We adopted a two-step solution to solve this problem with Keras Spatial. In the first step, we estimate the local statistical attributes for each sample. In the second step, the global attribute is passed as a parameter to the SDG callback function.
In the following example, we estimate the global maximum and minimum elevation by first adding two columns with the maximum and minimum elevation for each sample (local statistics) as we demonstrated before. Once the minimum and maximum columns are added to the dataframe, we can estimate the global maximum and minimum directly from the dataframe.
samples['maxelv'] = [(np.max(arr)) for arr in rsdg.flow_from_dataframe (samples, 128, 128, batch_size=1)]
samples['minelv'] = [(np.min(np.where(arr>0, arr, np.nan))) for arr in rsdg.flow_from_dataframe (samples, 128, 128, batch_size=1)]
print(samples.maxelv.max(), samples.minelv.min())
912.4614868164062 724.9473266601562
Here we define a normalization function and use it as a callback. The first sample is plotted for demonstration purposes.
def normalize(arr, gmin, gmax):
return (arr - gmin) / (gmax - gmin)
sdg.add_preprocess_callback('elvnorm', normalize, samples.minelv.min(), samples.maxelv.max())
gen = sdg.flow_from_dataframe(samples, 128, 128, batch_size=1)
arr = next(gen)
imgplot = plt.imshow(arr[0, :, :, 0], cmap='viridis')
plt.colorbar()
<matplotlib.colorbar.Colorbar at 0x7ff1095a7278>
After the sample data frame is filtered and all the relevant samples are selected, then it can be used to feed data in a stepwise fashion to the deep learning model. Our final challenge is to provide a tuple containing our label and source data. We use Python's zip function to create a new iterator that is passed to the TensorFlow model.
# example of Feeding samples to a DL model
width, height = 128, 128
train_gen = zip(labels.flow_from_dataframe(df, width, height), dem.flow_from_dataframe(df, width, height))

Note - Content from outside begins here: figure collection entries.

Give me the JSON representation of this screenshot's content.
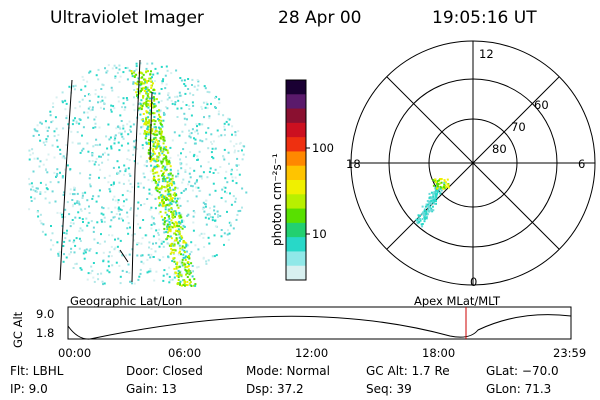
{
  "header": {
    "instrument": "Ultraviolet Imager",
    "date": "28 Apr 00",
    "time": "19:05:16 UT"
  },
  "geo_panel": {
    "label": "Geographic Lat/Lon"
  },
  "apex_panel": {
    "label": "Apex MLat/MLT",
    "mlt_labels": [
      "12",
      "18",
      "6",
      "0"
    ],
    "lat_labels": [
      "60",
      "70",
      "80"
    ]
  },
  "colorbar": {
    "unit": "photon cm⁻²s⁻¹",
    "ticks": [
      "100",
      "10"
    ],
    "colors": [
      "#1a0033",
      "#5a1a6b",
      "#8a1030",
      "#cc1020",
      "#ee3010",
      "#ff8800",
      "#ffc400",
      "#f0f000",
      "#b8f000",
      "#58e000",
      "#22d070",
      "#28d8c8",
      "#90e8e8",
      "#d8f0f0"
    ]
  },
  "altitude_plot": {
    "ylabel": "GC Alt",
    "y_ticks": [
      "9.0",
      "1.8"
    ],
    "x_ticks": [
      "00:00",
      "06:00",
      "12:00",
      "18:00",
      "23:59"
    ],
    "marker_color": "#cc0000"
  },
  "info": {
    "flt": "Flt: LBHL",
    "ip": "IP:  9.0",
    "door": "Door: Closed",
    "gain": "Gain: 13",
    "mode": "Mode: Normal",
    "dsp": "Dsp:     37.2",
    "gcalt": "GC Alt: 1.7 Re",
    "seq": "Seq: 39",
    "glat": "GLat: −70.0",
    "glon": "GLon:  71.3"
  }
}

We introduced Keras Spatial that provides a preprocessing module tailored for remote sensing and geospatial data. Keras Spatial reduces the friction in handling geospatial data by providing loosely coupled preprocessing capabilities to retrieve and transform data on-the-fly before feeding them to deep learning models. Through this notebook, you learned the advantages of using Keras Spatial over more traditional Ad-hoc pipelines, particularly in (1) preparing your samples set in a reproducible way and (2) controlling the sample space and hence avoiding issues such as bias and class imbalance during training. Keras Spatial could also contribute to solving the Geo-AI model bias problem, by providing means to quantify the samples' statistical distribution and estimate the degree of concordance between the statistical distribution of training and prediction datasets to ensure the quality of prediction. Please refer to (Soliman and Terstriep, 2019) for more information about Keras Spatial.
This research is based in part upon work supported by the Illinois Natural Resources Conservation Service, Illinois State Geological Survey, and the Illinois State Water Survey.